Sprint's in a tough position as they've spread too thin. The acquisition of NexTel was considered one of the worst acquisitions ever and now, with Verizon pushing 4G LTE, Sprint is left spinning as to which direction they want to take. They struck a deal with ClearWire so that their 4G network could utilize WiMax, but along with the announcement of the iPhone, Dan Hesse has also stated that the company will need more investment so that they can pursue a 4G LTE network. After investing so much into WiMax, they're now asking for money to go for LTE. They lost a huge amount of investor confidence with their vague reasonings as to what exactly the future of Sprint held.
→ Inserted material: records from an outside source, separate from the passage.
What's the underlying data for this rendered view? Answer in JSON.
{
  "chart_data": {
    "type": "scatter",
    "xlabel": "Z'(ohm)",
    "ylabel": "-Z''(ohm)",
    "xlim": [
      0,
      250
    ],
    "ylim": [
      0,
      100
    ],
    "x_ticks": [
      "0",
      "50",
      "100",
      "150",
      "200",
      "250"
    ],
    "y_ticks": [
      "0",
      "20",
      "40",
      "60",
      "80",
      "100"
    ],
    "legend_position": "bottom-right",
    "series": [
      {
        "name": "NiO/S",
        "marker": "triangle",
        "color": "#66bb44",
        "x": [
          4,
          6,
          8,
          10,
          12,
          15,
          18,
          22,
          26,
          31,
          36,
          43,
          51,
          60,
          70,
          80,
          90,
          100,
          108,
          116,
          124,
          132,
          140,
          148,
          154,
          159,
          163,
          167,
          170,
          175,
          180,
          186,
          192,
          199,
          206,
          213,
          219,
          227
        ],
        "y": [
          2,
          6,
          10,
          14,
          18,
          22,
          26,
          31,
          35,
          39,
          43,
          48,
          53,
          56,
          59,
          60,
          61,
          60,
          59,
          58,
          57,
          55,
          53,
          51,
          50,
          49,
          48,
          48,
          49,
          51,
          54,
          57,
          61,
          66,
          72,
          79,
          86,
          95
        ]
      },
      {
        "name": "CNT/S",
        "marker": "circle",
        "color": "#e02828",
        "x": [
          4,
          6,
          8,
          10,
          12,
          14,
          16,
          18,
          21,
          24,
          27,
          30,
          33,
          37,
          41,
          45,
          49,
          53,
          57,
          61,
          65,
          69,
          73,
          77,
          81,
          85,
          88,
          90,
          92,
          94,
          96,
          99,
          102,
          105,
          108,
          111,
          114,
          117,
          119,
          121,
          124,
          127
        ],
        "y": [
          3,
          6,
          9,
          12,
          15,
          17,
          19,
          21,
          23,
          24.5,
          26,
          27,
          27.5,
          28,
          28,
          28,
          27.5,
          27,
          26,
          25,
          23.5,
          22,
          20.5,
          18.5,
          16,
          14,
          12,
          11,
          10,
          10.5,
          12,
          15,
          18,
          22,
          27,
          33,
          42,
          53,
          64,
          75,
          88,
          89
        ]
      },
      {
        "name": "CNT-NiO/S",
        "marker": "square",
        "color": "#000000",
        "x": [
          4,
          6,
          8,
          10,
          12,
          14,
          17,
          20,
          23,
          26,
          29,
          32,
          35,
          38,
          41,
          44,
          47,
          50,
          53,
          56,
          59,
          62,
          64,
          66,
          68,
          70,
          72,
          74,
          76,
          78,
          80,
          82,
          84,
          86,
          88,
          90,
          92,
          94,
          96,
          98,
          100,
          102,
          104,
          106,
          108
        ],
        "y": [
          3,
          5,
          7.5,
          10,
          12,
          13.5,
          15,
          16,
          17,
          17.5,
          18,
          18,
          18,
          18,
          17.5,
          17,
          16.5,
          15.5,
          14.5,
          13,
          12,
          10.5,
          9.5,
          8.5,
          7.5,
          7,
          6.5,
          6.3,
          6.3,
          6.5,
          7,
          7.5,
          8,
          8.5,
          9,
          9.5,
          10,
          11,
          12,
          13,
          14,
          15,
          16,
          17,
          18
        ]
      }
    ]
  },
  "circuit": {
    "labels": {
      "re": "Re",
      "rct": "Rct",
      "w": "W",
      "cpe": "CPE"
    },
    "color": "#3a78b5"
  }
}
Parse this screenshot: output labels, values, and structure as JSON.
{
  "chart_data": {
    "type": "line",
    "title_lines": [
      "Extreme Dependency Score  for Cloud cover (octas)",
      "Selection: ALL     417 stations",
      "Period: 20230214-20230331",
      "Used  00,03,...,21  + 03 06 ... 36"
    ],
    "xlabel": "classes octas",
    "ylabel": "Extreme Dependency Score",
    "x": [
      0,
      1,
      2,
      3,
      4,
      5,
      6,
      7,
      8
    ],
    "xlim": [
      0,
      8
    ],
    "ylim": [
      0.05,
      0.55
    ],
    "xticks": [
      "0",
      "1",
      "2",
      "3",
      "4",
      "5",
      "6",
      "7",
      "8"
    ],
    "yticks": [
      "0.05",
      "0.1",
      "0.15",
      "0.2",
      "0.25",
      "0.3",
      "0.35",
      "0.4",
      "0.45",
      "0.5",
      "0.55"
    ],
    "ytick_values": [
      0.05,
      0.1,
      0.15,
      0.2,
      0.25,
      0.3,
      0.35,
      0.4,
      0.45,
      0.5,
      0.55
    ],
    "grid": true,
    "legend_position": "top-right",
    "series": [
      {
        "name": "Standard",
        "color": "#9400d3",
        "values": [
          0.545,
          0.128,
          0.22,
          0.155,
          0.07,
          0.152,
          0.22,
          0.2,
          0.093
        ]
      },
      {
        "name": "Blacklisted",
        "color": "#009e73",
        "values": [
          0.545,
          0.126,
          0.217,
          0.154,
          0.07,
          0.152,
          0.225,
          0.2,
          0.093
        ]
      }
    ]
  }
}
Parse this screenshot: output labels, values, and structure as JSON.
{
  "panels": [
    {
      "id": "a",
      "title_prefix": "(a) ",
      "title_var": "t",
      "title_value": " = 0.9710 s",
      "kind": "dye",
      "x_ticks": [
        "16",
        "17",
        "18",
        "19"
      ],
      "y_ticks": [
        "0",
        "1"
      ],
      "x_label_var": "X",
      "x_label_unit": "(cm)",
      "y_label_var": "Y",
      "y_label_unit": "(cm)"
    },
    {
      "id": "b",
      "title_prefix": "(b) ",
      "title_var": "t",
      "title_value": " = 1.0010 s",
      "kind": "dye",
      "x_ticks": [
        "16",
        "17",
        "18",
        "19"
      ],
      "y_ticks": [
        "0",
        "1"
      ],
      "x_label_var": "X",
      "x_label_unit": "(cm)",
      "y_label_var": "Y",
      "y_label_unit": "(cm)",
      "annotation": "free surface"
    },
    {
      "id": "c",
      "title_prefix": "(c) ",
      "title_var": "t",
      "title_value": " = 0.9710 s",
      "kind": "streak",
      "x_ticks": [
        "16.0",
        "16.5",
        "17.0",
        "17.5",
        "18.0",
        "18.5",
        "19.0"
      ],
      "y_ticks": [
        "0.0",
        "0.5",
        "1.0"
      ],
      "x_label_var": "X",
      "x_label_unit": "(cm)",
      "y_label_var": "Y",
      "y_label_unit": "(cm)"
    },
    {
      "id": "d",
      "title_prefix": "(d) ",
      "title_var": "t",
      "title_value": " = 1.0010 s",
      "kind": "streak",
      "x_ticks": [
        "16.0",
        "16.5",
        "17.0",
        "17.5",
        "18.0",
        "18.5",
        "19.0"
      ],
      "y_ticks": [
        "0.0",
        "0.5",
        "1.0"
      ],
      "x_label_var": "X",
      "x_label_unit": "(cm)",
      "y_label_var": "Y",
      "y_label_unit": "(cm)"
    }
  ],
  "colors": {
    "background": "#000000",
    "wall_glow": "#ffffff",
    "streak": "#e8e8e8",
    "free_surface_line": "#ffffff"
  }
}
With the lack of investor confidence, the release of the iPhone becomes an even bigger gamble, mainly due to the cost. Sprint will not generate a profit on the iPhone until at least 2014, and that's only if customers join Sprint for the iPhone. Verizon's delve into the iPhone space didn't exactly meet expectations for stealing customers away from AT&T, though existing customers definitely were interested. This leads to the question of whether or not people are willing to break out of their contracts to join another carrier for the iPhone. It also doesn't help that the iPhone 4S is not going to be exclusive to Sprint, but rather available to AT&T, and Verizon as well, which spreads out the competition.
So the question becomes, who exactly is the Sprint iPhone targeting? Sprint's big gamble is gaining new customers, but it seems even Verizon's iPhone was unable to pull customers away from AT&T. With the acquisition news, T-Mobile customers are swaying and they could be the prime target for Sprint, but is the iPhone enough? Many T-Mobile customers may assume that with the AT&T buyout that they will have access to the iPhone soon anyway. So once again, the question becomes, who is Sprint targeting? If it's their own current customers, their net customers will remain unchanged, if it's from competitors, there's no uniqueness to Sprint that draws them in.
Sprint is taking a huge gamble, taking on both the 4G LTE network expansion and spending so much money on the iPhone. Dan Hesse could be making a bold move, believing that Sprint has to survive if there are only three main telecommunications carriers after the buyout of T-Mobile, maybe he believes that the U.S. government will not allow an alternative -- one of the last few remaining alternatives to fail. This gamble is one that could make or break the 3rd largest national telecommunications carrier and shake the industry by causing a competitor to flat out fail or make history by being a telecommunications carrier bailed out by the government.